WATERBURY, Vt. — Americans who never owned or fired a gun are learning about the Second Amendment for the first time amid the coronavirus outbreak, according to the owner of Vermont’s largest gun shop.
“People who we’ve never seen before are coming in looking. … People are asking a lot of questions,” Henry Parro, owner of Parro’s Gun Shop & Police Supplies in Waterbury, told True North.
Following an order by President Donald Trump, gun shops are guaranteed to be open for the duration of the outbreak. Guidance issued Saturday by the Cybersecurity and Infrastructure Security Agency (CISA) categorized gun stores, shooting ranges and weapons manufacturers as “essential” businesses.
Parro said he has instructed his staff to go out of their way to help new customers eager to buy guns in response to the crashing economy and government-mandated lockdowns. Staff members are trained to explain the basics of firearms safety, such as how to load and handle a gun, as well as how to store it properly. Parro hopes to expand gun-training opportunities at his store location.
He’s also using this opportunity to educate new gun owners on why the Second Amendment is an important freedom.
“I’m trying to plant the seed,” he said. “… I’m trying to educate these first-time owners to get them to understand how important the Second Amendment is.”
Due to the increased interest in guns, along with confusion over what businesses are free to operate during mandated shutdowns, the federal background check system has become backlogged.
“A lot of people having been put on delay,” Parro said.
According to current federal law, if a background check for a gun purchase takes longer than three days to complete, the sale of the firearm is approved by default.
Earlier this year at the Vermont Statehouse, H.610 was written to make Vermonters wait until a background check is completed before taking possession of a firearm. The bill has since been modified so that once three days are up, the gun shop can decide to proceed with the sale.
As the bill made its way through committees, Parro testified that forcing gun buyers to wait beyond three days would infringe on their Second Amendment rights, and that delays in background checks can happen for simple data-entry errors or technology glitches.
Parro added that based on his discussions with lawmakers, he was surprised at “how little people really know about gun laws.”
Eric Davis, the president of Gun Owners of Vermont, a gun rights organization, also said he’s seeing a spike in interest about gun ownership and use.
“We’ve heard it from the gun shops — it is funny how something like this sort of changes people’s perspective,” Davis told True North. “It kind of proves what we’ve known; there’s a reason that we have this [constitutional] right. People are starting to see that now.”
Davis said it’s a positive development that gun stores and producers are free to stay open during the economic shutdown.
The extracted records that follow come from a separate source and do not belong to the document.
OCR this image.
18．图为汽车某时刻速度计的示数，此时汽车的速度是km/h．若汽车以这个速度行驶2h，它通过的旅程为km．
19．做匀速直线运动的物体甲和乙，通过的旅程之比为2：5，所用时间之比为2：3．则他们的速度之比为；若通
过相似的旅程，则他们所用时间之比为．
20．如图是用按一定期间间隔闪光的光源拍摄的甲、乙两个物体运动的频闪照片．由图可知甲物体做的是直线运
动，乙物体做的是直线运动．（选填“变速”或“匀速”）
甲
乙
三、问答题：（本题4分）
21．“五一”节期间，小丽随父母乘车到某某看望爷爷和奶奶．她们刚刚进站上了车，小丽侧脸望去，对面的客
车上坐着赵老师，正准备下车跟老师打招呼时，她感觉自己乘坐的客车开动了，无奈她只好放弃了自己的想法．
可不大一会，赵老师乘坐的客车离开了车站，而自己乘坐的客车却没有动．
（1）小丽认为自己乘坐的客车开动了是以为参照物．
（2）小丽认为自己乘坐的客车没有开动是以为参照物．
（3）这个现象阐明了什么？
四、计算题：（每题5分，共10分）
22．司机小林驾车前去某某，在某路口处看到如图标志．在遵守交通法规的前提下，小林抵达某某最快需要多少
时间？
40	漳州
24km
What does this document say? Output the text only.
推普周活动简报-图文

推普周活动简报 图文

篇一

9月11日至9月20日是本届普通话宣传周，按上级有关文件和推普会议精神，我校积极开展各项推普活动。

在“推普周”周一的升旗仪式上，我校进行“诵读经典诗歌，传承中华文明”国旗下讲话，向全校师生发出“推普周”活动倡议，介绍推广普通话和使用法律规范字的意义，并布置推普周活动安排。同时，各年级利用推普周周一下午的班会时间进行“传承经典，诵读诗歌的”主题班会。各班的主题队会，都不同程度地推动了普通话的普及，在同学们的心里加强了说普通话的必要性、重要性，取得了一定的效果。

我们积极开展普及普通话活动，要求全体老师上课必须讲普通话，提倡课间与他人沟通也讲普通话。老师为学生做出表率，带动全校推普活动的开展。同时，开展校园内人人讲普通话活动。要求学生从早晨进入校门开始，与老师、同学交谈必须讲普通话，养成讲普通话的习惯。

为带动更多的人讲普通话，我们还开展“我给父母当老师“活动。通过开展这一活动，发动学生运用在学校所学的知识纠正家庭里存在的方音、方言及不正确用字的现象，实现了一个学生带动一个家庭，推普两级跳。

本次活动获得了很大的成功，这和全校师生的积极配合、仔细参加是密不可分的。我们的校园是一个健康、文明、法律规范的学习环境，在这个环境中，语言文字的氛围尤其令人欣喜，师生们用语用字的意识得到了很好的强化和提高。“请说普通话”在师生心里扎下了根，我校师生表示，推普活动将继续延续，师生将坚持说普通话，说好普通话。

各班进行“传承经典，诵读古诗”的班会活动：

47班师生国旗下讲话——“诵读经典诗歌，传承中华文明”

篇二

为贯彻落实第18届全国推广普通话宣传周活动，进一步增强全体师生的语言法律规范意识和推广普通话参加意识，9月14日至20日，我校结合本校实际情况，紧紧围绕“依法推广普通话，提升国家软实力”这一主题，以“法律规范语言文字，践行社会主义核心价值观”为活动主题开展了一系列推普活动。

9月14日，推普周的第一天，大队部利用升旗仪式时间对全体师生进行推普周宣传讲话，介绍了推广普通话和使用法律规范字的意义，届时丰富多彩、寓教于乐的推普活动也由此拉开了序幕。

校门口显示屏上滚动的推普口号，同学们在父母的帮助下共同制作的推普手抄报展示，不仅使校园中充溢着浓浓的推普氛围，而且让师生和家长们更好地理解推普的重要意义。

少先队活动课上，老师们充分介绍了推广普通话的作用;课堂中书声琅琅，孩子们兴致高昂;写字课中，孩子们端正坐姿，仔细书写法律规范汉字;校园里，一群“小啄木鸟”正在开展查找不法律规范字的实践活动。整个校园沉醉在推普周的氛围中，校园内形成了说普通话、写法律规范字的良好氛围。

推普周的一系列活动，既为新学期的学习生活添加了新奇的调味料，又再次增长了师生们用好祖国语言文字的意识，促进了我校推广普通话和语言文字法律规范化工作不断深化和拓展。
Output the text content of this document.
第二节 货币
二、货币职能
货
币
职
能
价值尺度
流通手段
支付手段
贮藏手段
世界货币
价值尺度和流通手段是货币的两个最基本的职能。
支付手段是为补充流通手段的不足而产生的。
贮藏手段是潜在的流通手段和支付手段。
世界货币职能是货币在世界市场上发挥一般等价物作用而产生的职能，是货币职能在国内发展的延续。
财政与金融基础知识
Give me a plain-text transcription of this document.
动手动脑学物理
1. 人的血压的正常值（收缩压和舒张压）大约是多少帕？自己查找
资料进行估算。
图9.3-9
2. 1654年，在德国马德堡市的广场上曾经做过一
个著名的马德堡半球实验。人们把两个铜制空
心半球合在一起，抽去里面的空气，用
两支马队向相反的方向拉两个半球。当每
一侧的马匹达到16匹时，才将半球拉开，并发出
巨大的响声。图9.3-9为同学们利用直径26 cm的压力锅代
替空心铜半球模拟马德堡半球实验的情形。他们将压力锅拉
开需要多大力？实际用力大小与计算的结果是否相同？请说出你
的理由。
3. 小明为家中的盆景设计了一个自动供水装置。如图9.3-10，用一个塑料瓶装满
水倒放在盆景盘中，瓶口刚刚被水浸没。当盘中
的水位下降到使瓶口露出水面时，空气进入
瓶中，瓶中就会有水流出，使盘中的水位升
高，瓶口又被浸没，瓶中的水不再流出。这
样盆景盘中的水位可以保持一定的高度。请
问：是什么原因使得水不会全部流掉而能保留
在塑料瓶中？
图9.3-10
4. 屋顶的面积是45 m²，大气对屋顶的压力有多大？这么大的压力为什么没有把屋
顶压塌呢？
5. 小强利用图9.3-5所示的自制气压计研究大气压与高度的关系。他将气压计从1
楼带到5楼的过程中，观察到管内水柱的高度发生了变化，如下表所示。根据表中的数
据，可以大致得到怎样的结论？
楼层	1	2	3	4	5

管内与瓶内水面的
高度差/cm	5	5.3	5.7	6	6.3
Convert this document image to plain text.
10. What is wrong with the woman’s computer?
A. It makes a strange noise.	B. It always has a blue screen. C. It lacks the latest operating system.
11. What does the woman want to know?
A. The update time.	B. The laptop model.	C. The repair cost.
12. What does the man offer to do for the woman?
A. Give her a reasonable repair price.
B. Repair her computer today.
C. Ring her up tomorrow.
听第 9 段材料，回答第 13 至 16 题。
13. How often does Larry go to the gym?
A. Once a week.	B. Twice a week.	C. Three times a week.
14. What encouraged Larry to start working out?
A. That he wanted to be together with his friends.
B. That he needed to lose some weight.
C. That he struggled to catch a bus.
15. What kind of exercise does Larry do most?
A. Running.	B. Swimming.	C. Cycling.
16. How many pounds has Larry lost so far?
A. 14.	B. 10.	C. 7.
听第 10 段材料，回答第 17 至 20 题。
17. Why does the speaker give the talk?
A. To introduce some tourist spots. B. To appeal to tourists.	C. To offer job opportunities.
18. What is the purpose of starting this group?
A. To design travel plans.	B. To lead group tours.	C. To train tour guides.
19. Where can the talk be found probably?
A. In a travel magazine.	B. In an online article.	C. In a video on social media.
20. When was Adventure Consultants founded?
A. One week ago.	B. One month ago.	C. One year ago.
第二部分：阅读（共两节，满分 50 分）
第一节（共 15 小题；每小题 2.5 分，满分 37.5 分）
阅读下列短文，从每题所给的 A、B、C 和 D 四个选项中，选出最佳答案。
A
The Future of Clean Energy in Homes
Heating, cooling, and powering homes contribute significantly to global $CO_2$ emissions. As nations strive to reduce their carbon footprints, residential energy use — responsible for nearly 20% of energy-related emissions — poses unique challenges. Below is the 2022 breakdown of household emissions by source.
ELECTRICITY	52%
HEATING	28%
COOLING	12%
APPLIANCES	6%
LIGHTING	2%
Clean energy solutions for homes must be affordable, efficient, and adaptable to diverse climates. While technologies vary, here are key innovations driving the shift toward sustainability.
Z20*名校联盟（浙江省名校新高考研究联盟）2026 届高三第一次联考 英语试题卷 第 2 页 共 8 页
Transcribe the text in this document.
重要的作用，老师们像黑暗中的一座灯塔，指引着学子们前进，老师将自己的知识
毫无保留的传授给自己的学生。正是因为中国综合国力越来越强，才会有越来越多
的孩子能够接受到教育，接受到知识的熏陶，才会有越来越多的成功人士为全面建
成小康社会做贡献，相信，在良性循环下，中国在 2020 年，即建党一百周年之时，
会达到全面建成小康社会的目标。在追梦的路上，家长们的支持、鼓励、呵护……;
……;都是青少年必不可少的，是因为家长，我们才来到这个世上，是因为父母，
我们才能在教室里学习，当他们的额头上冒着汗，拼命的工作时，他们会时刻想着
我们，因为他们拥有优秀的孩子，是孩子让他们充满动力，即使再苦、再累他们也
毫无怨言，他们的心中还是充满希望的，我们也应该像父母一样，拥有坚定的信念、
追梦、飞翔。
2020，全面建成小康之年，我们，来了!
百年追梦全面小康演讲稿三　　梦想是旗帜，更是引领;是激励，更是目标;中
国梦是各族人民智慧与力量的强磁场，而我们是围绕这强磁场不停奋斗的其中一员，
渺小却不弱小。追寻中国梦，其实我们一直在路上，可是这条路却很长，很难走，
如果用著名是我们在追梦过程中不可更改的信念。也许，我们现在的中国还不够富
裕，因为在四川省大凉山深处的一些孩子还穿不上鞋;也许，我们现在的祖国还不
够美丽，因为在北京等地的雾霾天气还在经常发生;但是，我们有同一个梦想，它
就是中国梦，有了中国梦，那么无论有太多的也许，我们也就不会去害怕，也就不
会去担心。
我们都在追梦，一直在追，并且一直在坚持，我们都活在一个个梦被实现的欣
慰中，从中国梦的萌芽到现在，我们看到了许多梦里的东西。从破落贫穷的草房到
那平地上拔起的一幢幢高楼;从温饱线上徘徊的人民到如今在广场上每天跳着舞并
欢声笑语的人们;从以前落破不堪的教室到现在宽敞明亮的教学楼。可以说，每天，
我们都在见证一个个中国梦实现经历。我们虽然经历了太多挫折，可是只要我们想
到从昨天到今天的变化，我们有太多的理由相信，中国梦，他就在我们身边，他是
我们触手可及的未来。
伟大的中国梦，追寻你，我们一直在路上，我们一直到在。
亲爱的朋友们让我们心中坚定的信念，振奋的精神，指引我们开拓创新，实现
“Now it’s a federal order … it’s business as usual,” he said.
Still, Davis has requested that lawmakers and the governor suspend Vermont’s ban on standard capacity magazines and the ban on private gun transfers “so that Vermonters might be able to obtain the means to protect their families as guaranteed by our constitutions.”
“Vermont’s restrictive law prohibiting the transfer of standard capacity magazines has made it difficult for FFLs to maintain inventory as suppliers must now ship firearms with Vermont compliant magazines which are harder to get,” he wrote.
Davis told True North that stores aren’t taking the virus lightly. Some of them are restricting how many customers can come inside at one time, and shoppers are encouraged to keep safe distances apart.
Davis said new buyers are learning first-hand how many checks they have to undergo to complete a purchase.
“I think a lot of these folks now understand it; they have purchased a gun and they saw how many hoops you have to jump through,” he said.
He hopes new gun owners get excited about participating in gun ownership, and get the training needed to stay safe.
“We very much want to welcome people to our lifestyle,” he said. “We encourage them to not only buy a gun but get some training, take a class, talk to friends who know guns, and have them take you shooting.”